Еще немного полюбовавшись на залитый ярким солнцем фасад здания, каменотес направился в центр города. Повернув за угол скалы, внутри которой размещались покои царского дворца, он оказался в начале главной улицы, протянувшейся с востока на запад на несколько миль. По обеим сторонам широкой мощеной мостовой горделиво высились двух- и трехэтажные дома богатых горожан, окруженные садовыми деревьями и цветниками. Некоторые из них были вырублены в скалах, другие сложены из красноватого камня традиционным способом.

Через некоторое время справа от дороги показалась многоярусная колоннада дворцового комплекса царицы Шакилат, матери Раббэля. После смерти царицы здесь жил ее брат Унайшу, носивший высший придворный титул «брат царя», но по старости отошедший от дел. Миновав расположенный перед дворцом аккуратный газон, где все еще горделиво возвышали головки несколько десятков черных ирисов, Гарму вскоре подошел к театру.

Огромный зрительный зал, способный вместить более трех тысяч человек, сейчас был пуст, но внизу на круглой орхестре толпились люди.
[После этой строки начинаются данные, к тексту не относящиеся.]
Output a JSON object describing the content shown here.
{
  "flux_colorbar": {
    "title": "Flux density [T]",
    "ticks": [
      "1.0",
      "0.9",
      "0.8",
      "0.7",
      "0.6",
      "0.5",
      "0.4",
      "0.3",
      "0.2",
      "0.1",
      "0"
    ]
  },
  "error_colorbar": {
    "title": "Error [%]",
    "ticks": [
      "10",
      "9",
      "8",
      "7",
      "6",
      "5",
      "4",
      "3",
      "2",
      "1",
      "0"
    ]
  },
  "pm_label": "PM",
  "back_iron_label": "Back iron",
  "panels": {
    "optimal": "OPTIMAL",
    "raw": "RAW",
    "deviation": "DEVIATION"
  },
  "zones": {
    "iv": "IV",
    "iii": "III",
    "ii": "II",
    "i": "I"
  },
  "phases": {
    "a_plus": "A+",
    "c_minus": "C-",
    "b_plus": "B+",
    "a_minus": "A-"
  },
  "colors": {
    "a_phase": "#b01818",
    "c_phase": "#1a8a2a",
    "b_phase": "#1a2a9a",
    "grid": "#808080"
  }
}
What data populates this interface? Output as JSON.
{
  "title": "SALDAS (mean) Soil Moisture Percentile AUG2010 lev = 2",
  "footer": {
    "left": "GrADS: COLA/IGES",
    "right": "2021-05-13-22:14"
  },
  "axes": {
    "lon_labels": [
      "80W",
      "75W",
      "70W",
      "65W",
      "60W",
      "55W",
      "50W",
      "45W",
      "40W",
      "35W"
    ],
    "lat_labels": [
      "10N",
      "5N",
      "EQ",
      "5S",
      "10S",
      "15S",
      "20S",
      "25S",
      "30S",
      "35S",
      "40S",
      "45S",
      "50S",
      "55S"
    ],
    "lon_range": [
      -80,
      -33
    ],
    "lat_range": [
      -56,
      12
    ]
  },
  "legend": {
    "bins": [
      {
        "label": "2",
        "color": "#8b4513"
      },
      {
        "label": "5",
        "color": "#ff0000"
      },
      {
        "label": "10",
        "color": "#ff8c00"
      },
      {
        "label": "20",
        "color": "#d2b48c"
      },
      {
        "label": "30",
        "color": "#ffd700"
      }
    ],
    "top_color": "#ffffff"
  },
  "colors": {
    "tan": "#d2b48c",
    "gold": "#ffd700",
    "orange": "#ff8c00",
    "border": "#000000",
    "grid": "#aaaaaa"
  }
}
Шла подготовка к главному событию праздника — священному действу под названием «рождение Душары от девы-камня». Репетиция была в самом разгаре. Спустившись к сцене, Гарму некоторое время молча наблюдал за молодым жрецом Алкуфом, помощником Цийу, придирчиво проверявшим реквизит и гримировку актеров, затем негромко окликнул высокого человека в длинном черном одеянии с золоченой тиарой на голове.

— Желаю радоваться, Сарут.

— А, это ты, Гарму, — актер с облегчением снял тяжелый головной убор и подошел к приятелю. — И тебе радоваться.

— Ну как твоя жена? Надеюсь, ей лучше?

— Да, спасибо, Валат уже здорова, — Сарут глянул через плечо и кивком указал на одну из задрапированных женских фигур, застывших в трагической позе по команде старшего мима. — Вон она, в одежде богини Ал-Уззы.

— О, какой роскошный наряд! Я ее даже не узнал, — улыбнулся Гарму, но тут же его лицо стало серьезным и он, заговорщицки понизив голос, продолжил. — А я к тебе не просто так. Я прислан по делу, и очень секретному.

Сарут скептически посмотрел на друга:

— Ну-ну. Я смотрю, ты в последнее время весь в секретах — расхаживаешь с таинственным видом, а теперь и меня хочешь втянуть…

— Да не шути ты, — недовольно проворчал каменотес. — Дело серьезное — государственной важности, смекаешь?

— Пока нет — ты же еще ничего не сказал.

Гарму укоризненно взглянул на ухмыляющегося приятеля:

— Не думаешь ли ты, что я сообщу тебе о секретном задании здесь? Я пришел договориться о встрече, знаю, что дома тебя в это горячее время не застанешь. Жду тебя в третий час вечера у южной стены города — возле мастерской, где делают сосуды для благовоний. Знаешь?

— Знаю, конечно. А почему именно там, а не в квартале, где работаете вы, резчики?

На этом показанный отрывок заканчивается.